PKK’nın 1984 yılında başlattığı çatışmalarda şimdiye kadar 40 bin kişi hayatını kaybetti. Ancak gözlemciler, iki tarafta da bu çatışmaları barışçıl bir şekilde sona erdirme yönünde isteklilik olduğunu söylüyor.
Cumhurbaşkanı Abdullah Gül, geçen hafta Türkiye Büyük Millet Meclisi’nde, yeni yasama döneminin açılış konuşmasını yaparken, milletvekillerinden bu soruna çözüm bulunması için çaba göstermesini istemişti.
Barış sağlama çabaları, PKK’nın Ağustos ayında tek yanlı ateşkes ilan etmesiyle ivme kazandı. Ateşkes ilanı 12 Eylül’deki anayasa referandumundan bir ay önce yapılmıştı. Hükümet ateşkes ilanına karşılık olarak İmralı Cezaevi’ne temsilci göndererek Abdullah Öcalan’la görüştü. Üst düzey yetkililer de bu arada Irak’taki Kürt yetkililerle görüştü.
Eski milletvekili ve kapatılan Demokratik Toplum Partisi’nin eski başkanı Ahmet Türk, bu durumun barış için yegane fırsat olduğu görüşünde.
Ancak Bahçeşehir Üniversitesi Siyaset Bilimi hocalarından Cengiz Aktar bu konudaki siyasi girişimleri yeterli bulmuyor.İdari sistemin daha verimli olmasına rağmen merkeziyetçilikten çıkmaya ihtiyaç olduğunu kaydeden Cengiz Aktar, bu konunun çok az tartışıldığını söylüyor. Tartışmayı Kürtlerin başlattığına dikkati çeken Aktar, bu tartışmaların ulusal düzeyde yayılması gerektiğini savunuyor. Aktar, “Kürtler, Türklüğün vatandaşlık, Türkçenin de ulusal dil tanımı olmasına karşı çıkıyor,” diye konuşuyor.
Başbakan Recep Tayyip Erdoğan, geçen hafta Kürtçe eğitim önerilerini reddetmiş ve bu hafta da, yeni anayasanın gelecek yılki genel seçimler öncesinde mümkün olmayacağını açıklamıştı.

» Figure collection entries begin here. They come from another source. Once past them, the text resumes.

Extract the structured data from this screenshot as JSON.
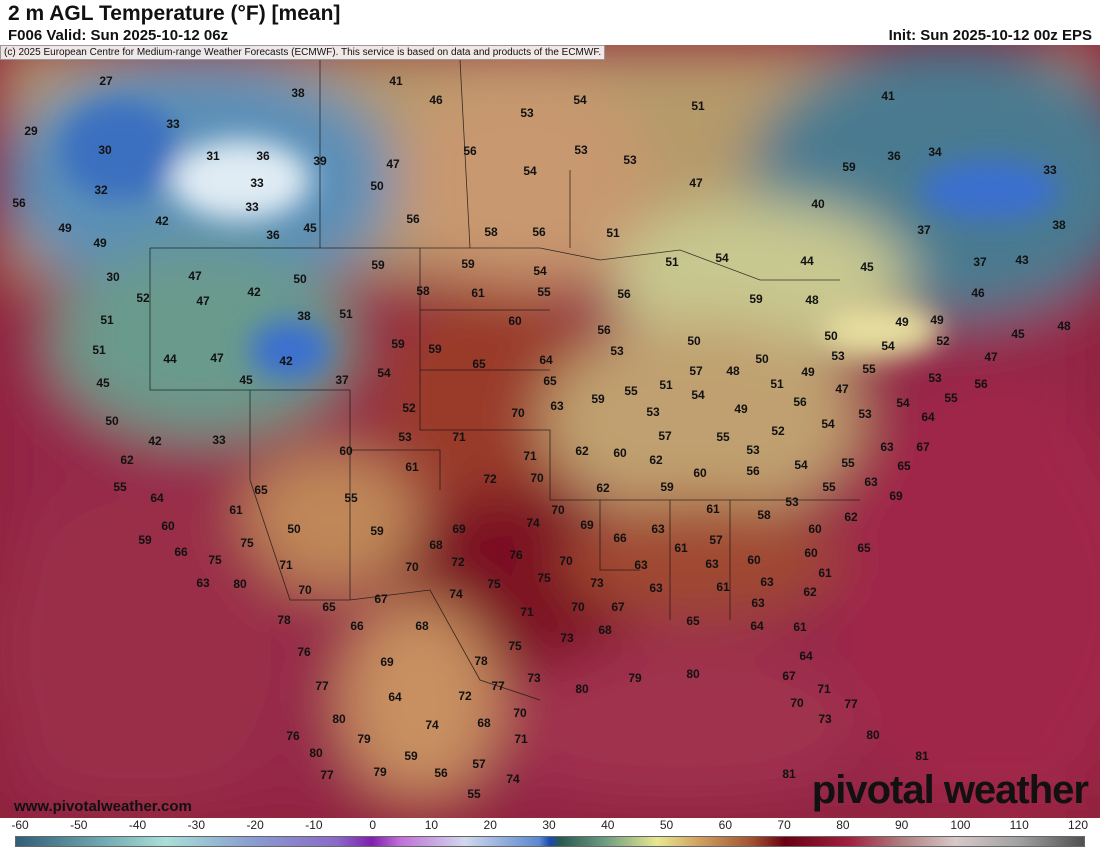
{
  "header": {
    "title": "2 m AGL Temperature (°F) [mean]",
    "valid": "F006 Valid: Sun 2025-10-12 06z",
    "init": "Init: Sun 2025-10-12 00z EPS"
  },
  "credit": "(c) 2025 European Centre for Medium-range Weather Forecasts (ECMWF). This service is based on data and products of the ECMWF.",
  "website": "www.pivotalweather.com",
  "logo": "pivotal weather",
  "colorbar": {
    "ticks": [
      "-60",
      "-50",
      "-40",
      "-30",
      "-20",
      "-10",
      "0",
      "10",
      "20",
      "30",
      "40",
      "50",
      "60",
      "70",
      "80",
      "90",
      "100",
      "110",
      "120"
    ],
    "unit": "°F"
  },
  "labels": [
    "27",
    "41",
    "46",
    "54",
    "51",
    "41",
    "38",
    "53",
    "29",
    "33",
    "56",
    "53",
    "53",
    "30",
    "31",
    "36",
    "39",
    "47",
    "54",
    "59",
    "36",
    "34",
    "33",
    "32",
    "33",
    "50",
    "47",
    "56",
    "33",
    "56",
    "40",
    "58",
    "56",
    "51",
    "37",
    "38",
    "42",
    "49",
    "36",
    "45",
    "49",
    "30",
    "47",
    "50",
    "59",
    "59",
    "54",
    "51",
    "54",
    "44",
    "45",
    "37",
    "43",
    "52",
    "47",
    "42",
    "58",
    "61",
    "55",
    "56",
    "59",
    "48",
    "46",
    "51",
    "38",
    "51",
    "60",
    "56",
    "50",
    "49",
    "49",
    "45",
    "48",
    "51",
    "44",
    "47",
    "42",
    "59",
    "59",
    "65",
    "64",
    "53",
    "50",
    "50",
    "53",
    "54",
    "52",
    "45",
    "45",
    "37",
    "54",
    "65",
    "57",
    "48",
    "51",
    "55",
    "49",
    "55",
    "47",
    "53",
    "56",
    "50",
    "52",
    "70",
    "63",
    "59",
    "54",
    "51",
    "56",
    "47",
    "53",
    "54",
    "49",
    "53",
    "55",
    "42",
    "33",
    "60",
    "53",
    "71",
    "62",
    "60",
    "57",
    "55",
    "52",
    "54",
    "63",
    "64",
    "67",
    "62",
    "61",
    "72",
    "71",
    "70",
    "62",
    "53",
    "54",
    "55",
    "65",
    "55",
    "64",
    "65",
    "62",
    "60",
    "56",
    "63",
    "59",
    "55",
    "61",
    "55",
    "53",
    "58",
    "61",
    "69",
    "60",
    "50",
    "59",
    "69",
    "74",
    "70",
    "69",
    "63",
    "60",
    "62",
    "59",
    "75",
    "68",
    "66",
    "61",
    "57",
    "60",
    "60",
    "65",
    "66",
    "75",
    "71",
    "70",
    "72",
    "76",
    "70",
    "63",
    "63",
    "61",
    "63",
    "80",
    "70",
    "75",
    "75",
    "73",
    "63",
    "61",
    "63",
    "62",
    "65",
    "67",
    "74",
    "71",
    "70",
    "67",
    "63",
    "78",
    "66",
    "68",
    "73",
    "68",
    "64",
    "65",
    "61",
    "76",
    "69",
    "75",
    "78",
    "64",
    "77",
    "64",
    "72",
    "77",
    "73",
    "80",
    "79",
    "80",
    "67",
    "71",
    "80",
    "74",
    "68",
    "70",
    "70",
    "73",
    "77",
    "76",
    "79",
    "71",
    "80",
    "80",
    "59",
    "57",
    "74",
    "81",
    "77",
    "79",
    "56",
    "81",
    "55"
  ]
}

Taraf Gazetesi Genel Yayın Yönetmen Yardımcısı Yasemin Çongar iktidar partisinin seçmen kitlesi arasında, Güneydoğu’da demokratik reformlara pek destek vermeyen Türk milliyetçilerin de bulunduğunu hatırlatıyor. Bununla birlikte Çongar, “Kürtlerden de oy aldılar ve bundan dolayı da ip üzerinde yürüyorlar,” diye devam ediyor. Yasemin Çongar, genel seçimlere kadar bir çözüm beklemiyor.
Başbakan Erdoğan’ın sert çıkışının, PKK’nın ateşkesini beklendiği gibi sekiz değil, yalnızca bir ay uzatmasına yol açtığı düşünülüyor. Ancak Ahmet Türk’e göre ateşkesin devamı kısmen Türk Silahlı Kuvvetleri’nin de tavrına bağlı.
Son birkaç haftadır Türk Silahlı Kuvvetleri, PKK’ya karşı büyük operasyon düzenlemedi. Ama uzmanlar çatışmaların yeniden başlamasını yalnızca askerlere bağlamıyor. Geçen hafta Barış ve Demokrasi Partisi’nin önde gelen 25 üyesi, PKK’yla bağlantısı oldukları gerekçesiyle tutuklandı, 2 bine yakın parti üyesi de gözaltına alındı.
Bu tutuklamaların Başbakan Erdoğan’la Adalet ve Kalkınma Partisi’nin işine yarayacağını savunanlar var. Nedeni genel seçimler öncesinde BDP’nin siyasi anlamda zayıflayabileceği ve bölgede en fazla oy potansiyeline sahip olan diğer parti, AKP’nin konumunu güçlendirmesi…
Gözlemciler Türkiye’nin yıllar sonra, özellikle de genel seçimlere bir yıldan az zaman kala barış için ilk kez böylesine iyi bir fırsat yakaladığına dikkati çekse de, seçimlerde izlenecek siyasetin bu umutları yıkmasından da kaygı duyuyor.